Nonetheless, China still has a long way to go and faces many obstacles. The US economy is about twice the size of China's; if it grows by only 2 percent annually, and China's economy grows by 6 percent, they could reach parity sometime after 2025. Even so, they would not be equal in composition or sophistication. China would still have a vast, underdeveloped countryside, and would not equal the US in per capita income until sometime after 2075 (depending on the measures of comparison.) China is a long way from posing the kind of challenge to US preponderance that the Kaiser's Germany posed when it surpassed Britain in the years leading up to World War I.
Moreover, simple projections of economic growth trends can mislead. Countries tend to pick the low-hanging fruit as they benefit from imported technologies in the early stages of economic take-off, and growth rates generally slow as economies reach higher levels of development. In addition, China's economy suffers from inefficient state-owned enterprises, a shaky financial system and inadequate infrastructure.

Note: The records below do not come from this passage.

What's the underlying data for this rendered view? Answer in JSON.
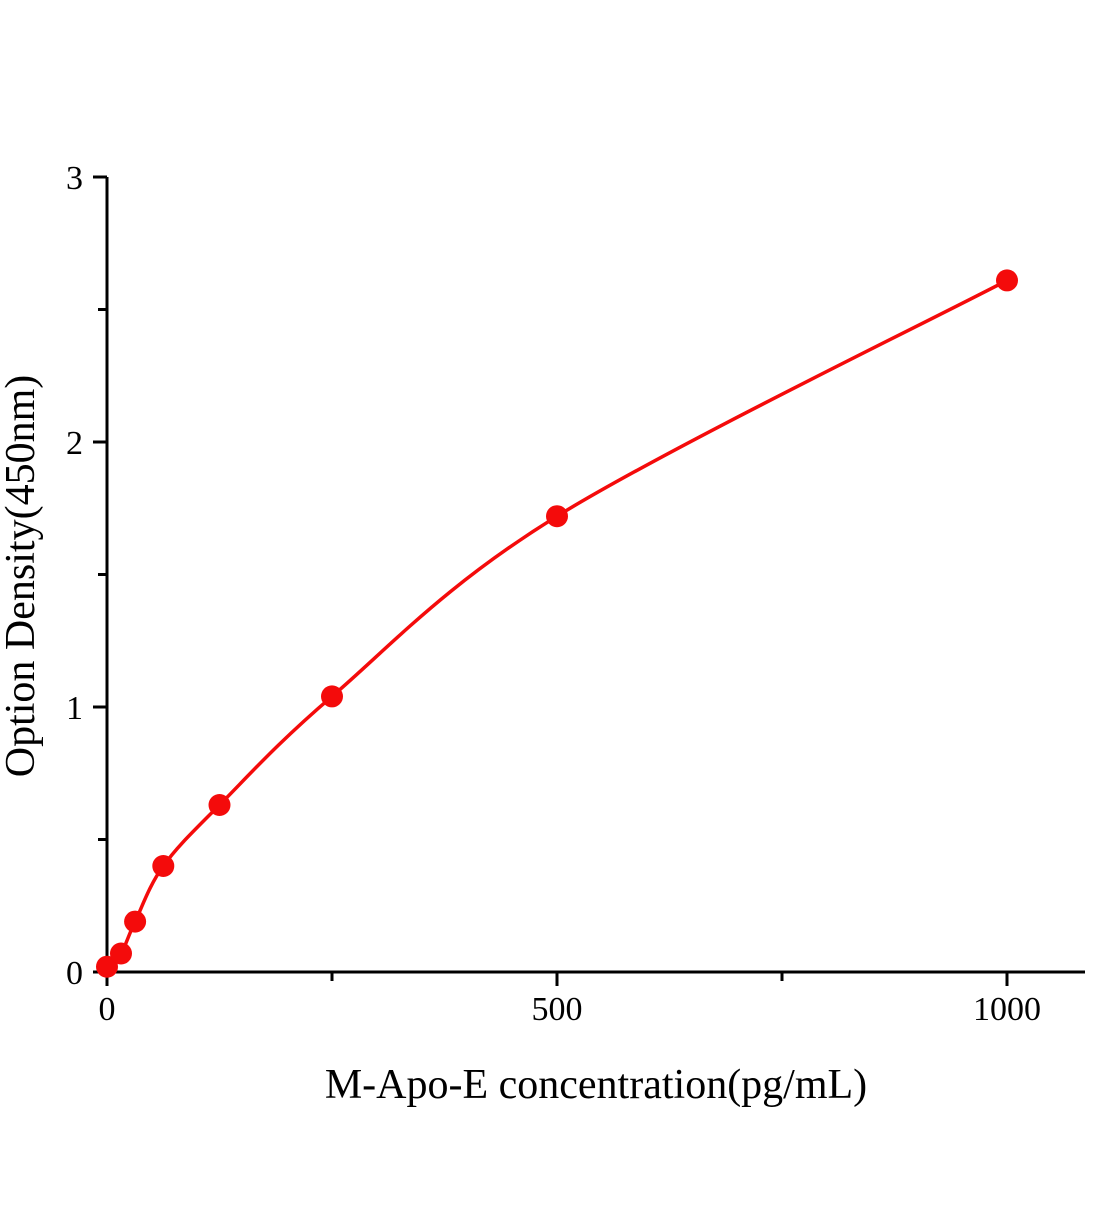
{
  "chart_data": {
    "type": "line",
    "title": "",
    "xlabel": "M-Apo-E concentration(pg/mL)",
    "ylabel": "Option Density(450nm)",
    "x": [
      0,
      15.6,
      31.2,
      62.5,
      125,
      250,
      500,
      1000
    ],
    "y": [
      0.02,
      0.07,
      0.19,
      0.4,
      0.63,
      1.04,
      1.72,
      2.61
    ],
    "xlim": [
      0,
      1085
    ],
    "ylim": [
      0,
      3
    ],
    "x_major_ticks": [
      0,
      500,
      1000
    ],
    "x_minor_ticks": [
      250,
      750
    ],
    "y_major_ticks": [
      0,
      1,
      2,
      3
    ],
    "y_minor_ticks": [
      0.5,
      1.5,
      2.5
    ],
    "x_tick_labels": [
      "0",
      "500",
      "1000"
    ],
    "y_tick_labels": [
      "0",
      "1",
      "2",
      "3"
    ],
    "legend": null,
    "grid": false,
    "line_color": "#f40b0b",
    "marker_color": "#f40b0b",
    "axis_color": "#000000"
  }
}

At the same time, politics has a way of confounding economic projections. Creating a rule of law and institutions for political participation has lagged behind economic growth, and growing inequality, massive internal migration, an inadequate social safety net and corruption could foster political instability. Indeed, some observers fear instability caused by a weak, rather than a rising, China.

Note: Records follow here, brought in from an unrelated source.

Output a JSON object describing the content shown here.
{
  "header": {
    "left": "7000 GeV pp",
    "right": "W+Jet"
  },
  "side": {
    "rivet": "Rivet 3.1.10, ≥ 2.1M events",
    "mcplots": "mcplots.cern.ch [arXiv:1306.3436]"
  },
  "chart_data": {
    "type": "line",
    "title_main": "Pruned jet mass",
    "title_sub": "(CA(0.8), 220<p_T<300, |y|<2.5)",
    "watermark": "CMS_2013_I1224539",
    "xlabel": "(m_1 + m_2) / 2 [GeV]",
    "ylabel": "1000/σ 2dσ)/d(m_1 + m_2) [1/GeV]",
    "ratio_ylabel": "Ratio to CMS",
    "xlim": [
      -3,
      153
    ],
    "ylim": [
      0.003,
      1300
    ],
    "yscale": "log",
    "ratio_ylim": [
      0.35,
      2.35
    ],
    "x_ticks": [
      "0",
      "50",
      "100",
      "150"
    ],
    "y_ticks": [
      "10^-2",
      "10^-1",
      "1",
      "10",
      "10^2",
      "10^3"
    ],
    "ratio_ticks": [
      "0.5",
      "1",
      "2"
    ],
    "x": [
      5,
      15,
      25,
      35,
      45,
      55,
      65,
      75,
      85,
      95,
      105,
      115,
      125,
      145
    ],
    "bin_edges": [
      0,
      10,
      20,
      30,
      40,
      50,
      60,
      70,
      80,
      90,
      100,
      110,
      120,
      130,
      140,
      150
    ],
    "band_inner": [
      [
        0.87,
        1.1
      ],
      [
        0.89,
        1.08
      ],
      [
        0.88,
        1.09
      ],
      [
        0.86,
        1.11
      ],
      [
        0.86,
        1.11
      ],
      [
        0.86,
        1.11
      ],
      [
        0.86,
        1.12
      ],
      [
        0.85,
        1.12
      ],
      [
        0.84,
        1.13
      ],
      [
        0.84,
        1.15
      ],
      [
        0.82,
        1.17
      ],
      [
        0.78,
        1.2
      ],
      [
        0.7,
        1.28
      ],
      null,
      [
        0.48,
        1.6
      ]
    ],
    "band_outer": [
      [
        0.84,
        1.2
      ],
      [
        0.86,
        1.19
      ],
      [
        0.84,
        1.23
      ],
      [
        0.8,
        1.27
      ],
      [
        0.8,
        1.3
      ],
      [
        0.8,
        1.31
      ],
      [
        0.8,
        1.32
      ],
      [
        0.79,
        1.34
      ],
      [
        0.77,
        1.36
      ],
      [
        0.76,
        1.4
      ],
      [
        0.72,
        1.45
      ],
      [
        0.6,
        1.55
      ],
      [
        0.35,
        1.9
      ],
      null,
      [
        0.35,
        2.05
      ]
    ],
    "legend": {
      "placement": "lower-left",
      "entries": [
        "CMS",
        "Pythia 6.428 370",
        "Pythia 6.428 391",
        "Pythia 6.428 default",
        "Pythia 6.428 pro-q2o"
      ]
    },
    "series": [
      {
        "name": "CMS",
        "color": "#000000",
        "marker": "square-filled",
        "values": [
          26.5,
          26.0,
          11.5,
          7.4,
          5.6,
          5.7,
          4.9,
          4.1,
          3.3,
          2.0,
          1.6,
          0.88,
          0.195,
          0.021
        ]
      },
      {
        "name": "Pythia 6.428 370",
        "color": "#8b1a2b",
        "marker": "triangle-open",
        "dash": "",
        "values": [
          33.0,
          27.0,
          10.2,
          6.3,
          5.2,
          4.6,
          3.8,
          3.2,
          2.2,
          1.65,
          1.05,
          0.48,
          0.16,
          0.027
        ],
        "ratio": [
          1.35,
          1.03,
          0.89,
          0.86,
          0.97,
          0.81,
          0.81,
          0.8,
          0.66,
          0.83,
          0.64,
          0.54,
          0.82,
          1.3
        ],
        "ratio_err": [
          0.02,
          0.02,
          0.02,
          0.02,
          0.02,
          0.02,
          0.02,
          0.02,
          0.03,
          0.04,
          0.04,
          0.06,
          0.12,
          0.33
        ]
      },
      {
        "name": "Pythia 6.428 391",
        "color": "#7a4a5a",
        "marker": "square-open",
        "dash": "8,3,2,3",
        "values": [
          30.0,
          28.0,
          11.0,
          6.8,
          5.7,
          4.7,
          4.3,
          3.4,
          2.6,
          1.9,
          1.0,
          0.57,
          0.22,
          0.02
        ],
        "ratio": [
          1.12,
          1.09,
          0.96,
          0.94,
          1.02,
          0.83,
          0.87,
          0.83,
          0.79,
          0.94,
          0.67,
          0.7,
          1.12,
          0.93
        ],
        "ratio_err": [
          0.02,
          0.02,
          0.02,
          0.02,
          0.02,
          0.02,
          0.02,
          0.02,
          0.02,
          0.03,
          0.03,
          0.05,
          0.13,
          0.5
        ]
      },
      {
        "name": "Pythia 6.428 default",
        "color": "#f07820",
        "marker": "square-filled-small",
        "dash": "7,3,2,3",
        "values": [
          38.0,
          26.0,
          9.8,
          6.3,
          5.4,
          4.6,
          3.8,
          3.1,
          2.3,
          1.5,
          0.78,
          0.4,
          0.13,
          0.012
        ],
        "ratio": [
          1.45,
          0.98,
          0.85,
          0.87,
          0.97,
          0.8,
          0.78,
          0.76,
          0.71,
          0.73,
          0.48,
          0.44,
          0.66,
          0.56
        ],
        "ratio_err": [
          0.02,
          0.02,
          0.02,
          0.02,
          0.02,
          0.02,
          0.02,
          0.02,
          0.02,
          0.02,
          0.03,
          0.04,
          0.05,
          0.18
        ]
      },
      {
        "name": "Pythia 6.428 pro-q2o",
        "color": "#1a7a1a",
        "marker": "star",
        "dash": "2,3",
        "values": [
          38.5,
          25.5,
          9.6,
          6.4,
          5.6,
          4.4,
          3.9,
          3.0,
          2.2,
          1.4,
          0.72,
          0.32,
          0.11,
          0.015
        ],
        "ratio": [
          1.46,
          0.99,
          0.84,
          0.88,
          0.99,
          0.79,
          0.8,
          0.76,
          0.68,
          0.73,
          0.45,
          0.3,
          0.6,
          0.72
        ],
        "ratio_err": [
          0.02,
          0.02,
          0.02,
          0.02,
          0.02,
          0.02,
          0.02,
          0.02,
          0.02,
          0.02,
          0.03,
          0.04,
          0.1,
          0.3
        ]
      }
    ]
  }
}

As long as China's economy does grow, its military power will likely increase, thus making China appear more dangerous to its neighbors and complicating the US' commitments in Asia. A RAND study projects that by 2015, China's military expenditure will be more than six times higher than Japan's, and its accumulated military capital stock will be roughly five times higher (measured at purchasing power parity).
Whatever the accuracy of such assessments of China's military growth, the outcome will also depend on what the US and other countries do. The key to military power in the information age depends on the ability to collect, process, disseminate, and integrate complex systems of space-based surveillance, high speed computers, and "smart" weapons. China and others will develop some of these capabilities, but, according to many military analysts, China is not likely to close the gap with the US soon.
China's inability to compete with the US on a global basis does not mean that it could not challenge the US in East Asia, or that war over Taiwan is impossible. Weaker countries sometimes attack when they feel backed into a corner, such as Japan did at Pearl Harbor or China did when it entered the Korean War in 1950.
If, for example, Taiwan were to declare independence, China would likely intervene with armed force, regardless of the perceived economic or military costs. But it would be unlikely to win such a war, and prudent policy on both sides can make such a war unlikely.
There is no need for the US and China to go to war. Not every rising power leads to war -- witness America's overtaking of Britain at the end of the 19th century. If China's rise remains peaceful, it promises great benefits to its own people and to its neighbors -- and to Americans. But, remembering Thucydides' advice, it will be important not to mistake analysts' theories for reality, and to continue pointing this out to political leaders and publics.
Joseph Nye, a former US assistant secretary of defense, is distinguished service professor at Harvard, and author of Soft Power: The Means to Success in World Politics.